Jonathan Franzen is one genius of a wordsmith as well as a journeyman observer of the human condition...it buckles with such stylishness you have to give him points for trying even while you wade through crazy plot twists that you sense on the first read will never be connected … What makes The Corrections work is Franzen's sharp eye, attention to detail and, ultimately, his ability to let us see deeply into people who, at first take, don't appear to warrant a second glance. As he leads us through this family epic, however, Franzen peels away layers of protection until we're allowed to see the worthwhile person that the veneer of coping has covered so neatly. It's a good trick and a warming one and Franzen pulls it off with aplomb.
Despite a complex and involved plot, the driving force of the book is that simplest, most intricate of engines, the unhappy family … Franzen's dialogue between family members contains a barely restrained violence, comfortable chat suddenly turning barbed. In straight narration his powers of language are astonishing … He can run riffs on Lacan or the post-Cold War instability of the Baltic states, yet isn't above the pleasures of slapstick and low jokes (the names of some supporting characters are Pynchonesque bonbons: Fenton Creel, Dale Driblett, Eden Procuro).

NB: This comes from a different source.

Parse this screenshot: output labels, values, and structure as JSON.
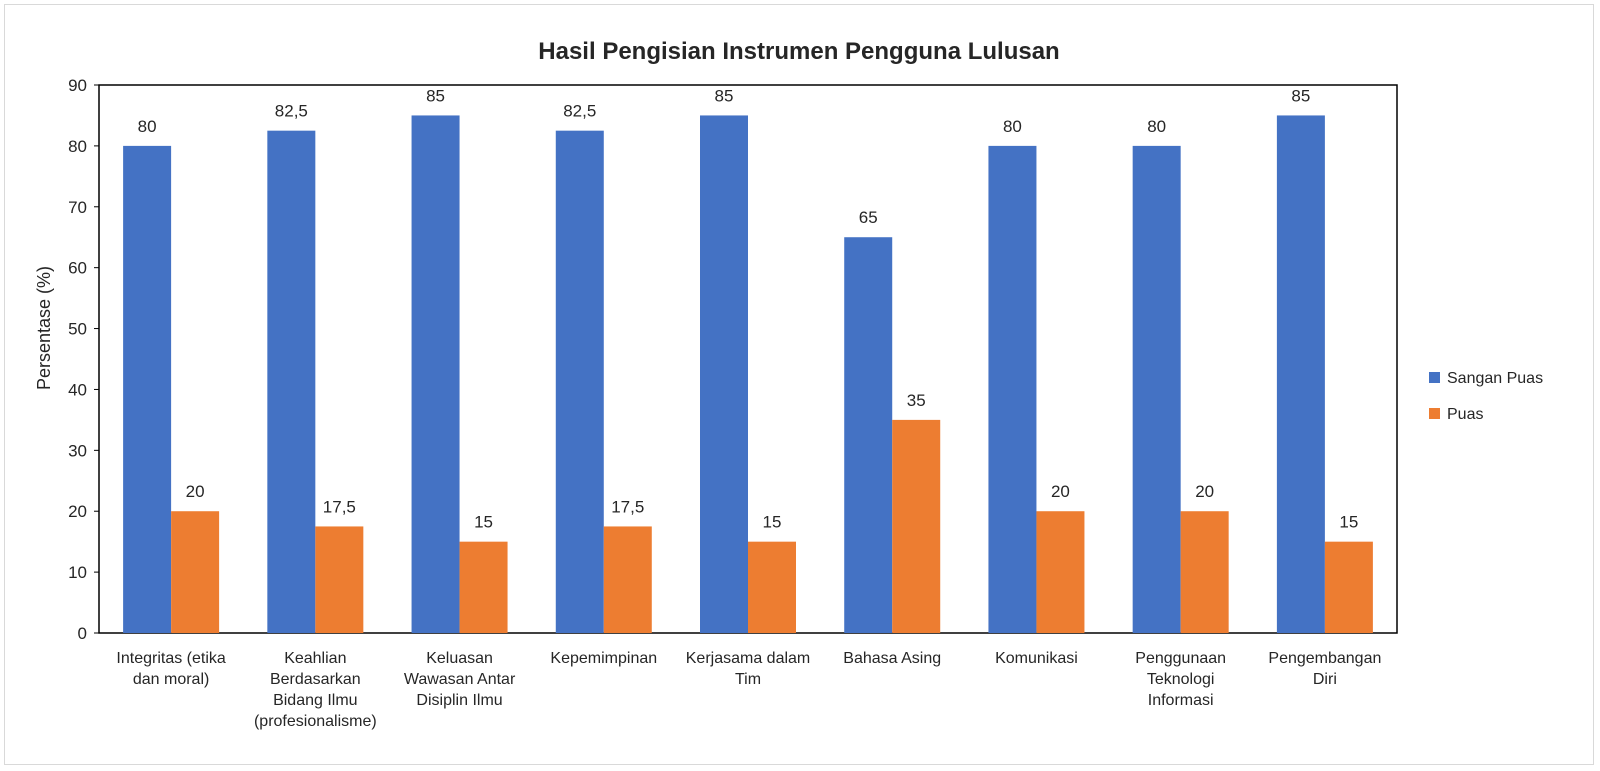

The Corrections is a wide-open performance showcasing the full range of his skills and his eclectic intelligence.
While The Corrections does indeed address a long list of Relevant Modern Topics, its brilliance lies not in the integration of those issues into the lives of well-crafted characters, but in the creation of those characters themselves … The narrative of The Corrections switches between the viewpoints of all five Lamberts, and Franzen’s most impressive feat is his translation of these five distinct personalities into a deeply realistic family dynamic ... The novel is marked in places by a post-modern self-awareness that approaches self-parody … Franzen is a novelist of immense talent; he is at his best when he abandons clever tricks, and gets over the sound of his own voice, and allows the reader to forget for a moment that there is a man behind the magic.

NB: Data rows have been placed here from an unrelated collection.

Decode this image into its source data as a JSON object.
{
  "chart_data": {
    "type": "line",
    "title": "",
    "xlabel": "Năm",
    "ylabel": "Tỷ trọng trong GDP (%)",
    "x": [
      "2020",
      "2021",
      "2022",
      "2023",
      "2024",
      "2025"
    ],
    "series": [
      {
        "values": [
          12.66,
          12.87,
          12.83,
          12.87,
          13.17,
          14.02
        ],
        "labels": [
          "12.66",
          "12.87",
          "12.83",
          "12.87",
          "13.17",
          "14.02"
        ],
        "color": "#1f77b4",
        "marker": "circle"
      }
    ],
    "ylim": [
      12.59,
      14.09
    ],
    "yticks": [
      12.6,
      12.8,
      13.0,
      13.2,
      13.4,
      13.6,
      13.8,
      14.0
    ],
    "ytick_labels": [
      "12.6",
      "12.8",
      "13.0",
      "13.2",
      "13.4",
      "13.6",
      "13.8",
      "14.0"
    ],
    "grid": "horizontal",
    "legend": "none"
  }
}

A tragicomic ensemble story about a combustible family, The Corrections has the absorbing treacheries of married life, the comic squalors of cruise-ship travel and the shenanigans of global capitalism. It also has language that builds in powerful, rolling strides. And it has characters, the separately unraveling Lamberts, who get very deeply under your skin … The Corrections does not ‘solve’ the mystery of family life, but it renders its mysteries with the fine filament and moral nuance they require.

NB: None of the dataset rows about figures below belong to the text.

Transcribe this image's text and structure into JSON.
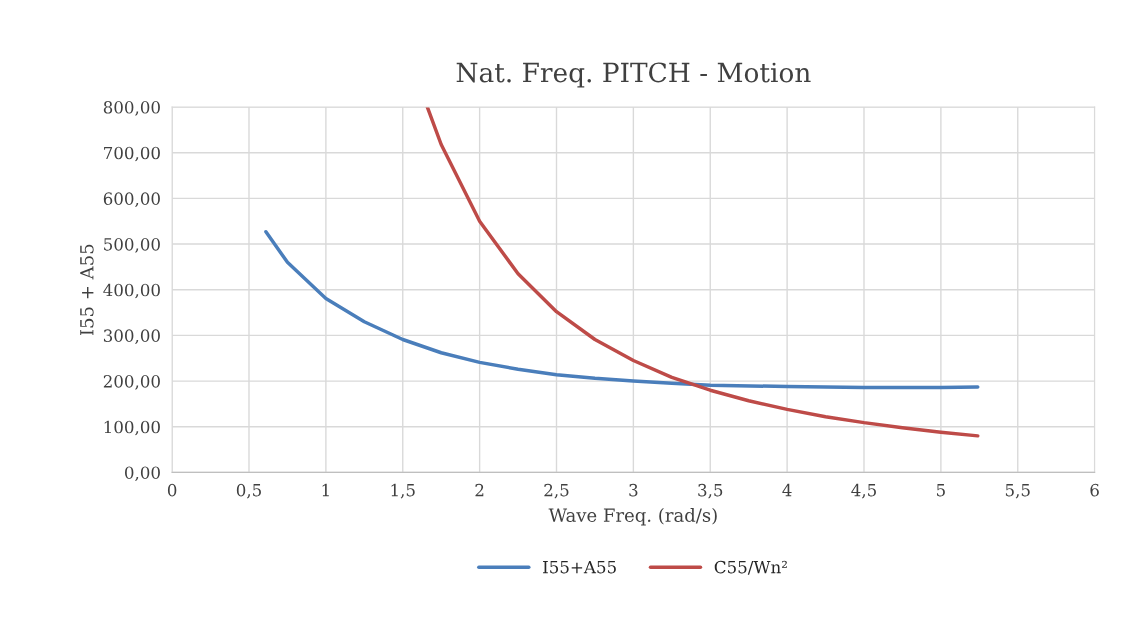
{
  "chart_data": {
    "type": "line",
    "title": "Nat. Freq. PITCH - Motion",
    "xlabel": "Wave Freq. (rad/s)",
    "ylabel": "I55 + A55",
    "series": [
      {
        "name": "I55+A55",
        "color": "#4a7ebb",
        "x": [
          0.61,
          0.75,
          1,
          1.25,
          1.5,
          1.75,
          2,
          2.25,
          2.5,
          2.75,
          3,
          3.25,
          3.5,
          4,
          4.5,
          5,
          5.24
        ],
        "values": [
          527,
          460,
          381,
          330,
          291,
          262,
          241,
          226,
          214,
          206,
          200,
          195,
          191,
          188,
          186,
          186,
          187
        ]
      },
      {
        "name": "C55/Wn²",
        "color": "#be4b48",
        "x": [
          1.66,
          1.75,
          2,
          2.25,
          2.5,
          2.75,
          3,
          3.25,
          3.5,
          3.75,
          4,
          4.25,
          4.5,
          4.75,
          5,
          5.24
        ],
        "values": [
          800,
          718,
          550,
          435,
          352,
          291,
          245,
          208,
          180,
          157,
          138,
          122,
          109,
          98,
          88,
          80
        ]
      }
    ],
    "xlim": [
      0,
      6
    ],
    "ylim": [
      0,
      800
    ],
    "xticks": [
      0,
      {
        "value": 0.5,
        "label": "0,5"
      },
      1,
      {
        "value": 1.5,
        "label": "1,5"
      },
      2,
      {
        "value": 2.5,
        "label": "2,5"
      },
      3,
      {
        "value": 3.5,
        "label": "3,5"
      },
      4,
      {
        "value": 4.5,
        "label": "4,5"
      },
      5,
      {
        "value": 5.5,
        "label": "5,5"
      },
      6
    ],
    "yticks": [
      {
        "value": 0,
        "label": "0,00"
      },
      {
        "value": 100,
        "label": "100,00"
      },
      {
        "value": 200,
        "label": "200,00"
      },
      {
        "value": 300,
        "label": "300,00"
      },
      {
        "value": 400,
        "label": "400,00"
      },
      {
        "value": 500,
        "label": "500,00"
      },
      {
        "value": 600,
        "label": "600,00"
      },
      {
        "value": 700,
        "label": "700,00"
      },
      {
        "value": 800,
        "label": "800,00"
      }
    ],
    "grid": true,
    "legend": "bottom",
    "line_style": "solid",
    "marker": "none"
  }
}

The novel itself opens with a storm. ‘You could feel that something terrible was going to happen. The sun low in the sky, a minor light, a cooling star. Gust after gust of disorder.’ In the gorgeous, cascading pages that follow, those gusts blow through the Lambert family. Illuminated by Jonathan Franzen’s brilliant prose, bill paying, grocery shopping, depression, Christmas holidays, a walk to the corner shop become subjects of breathless interest and, often, wild humor.
A symphonic exploration of family dynamics and social conflict and change ...Franzen analyzes these five characters in astonishingly convincing depth, juxtaposing their personal crises and failures against the siren songs of ‘corrections’ … A wide-angled view of contemporary America and its discontents that deserves comparison with Dos Passos’s U.S.A., if not with Tolstoy. One of the most impressive American novels of recent years.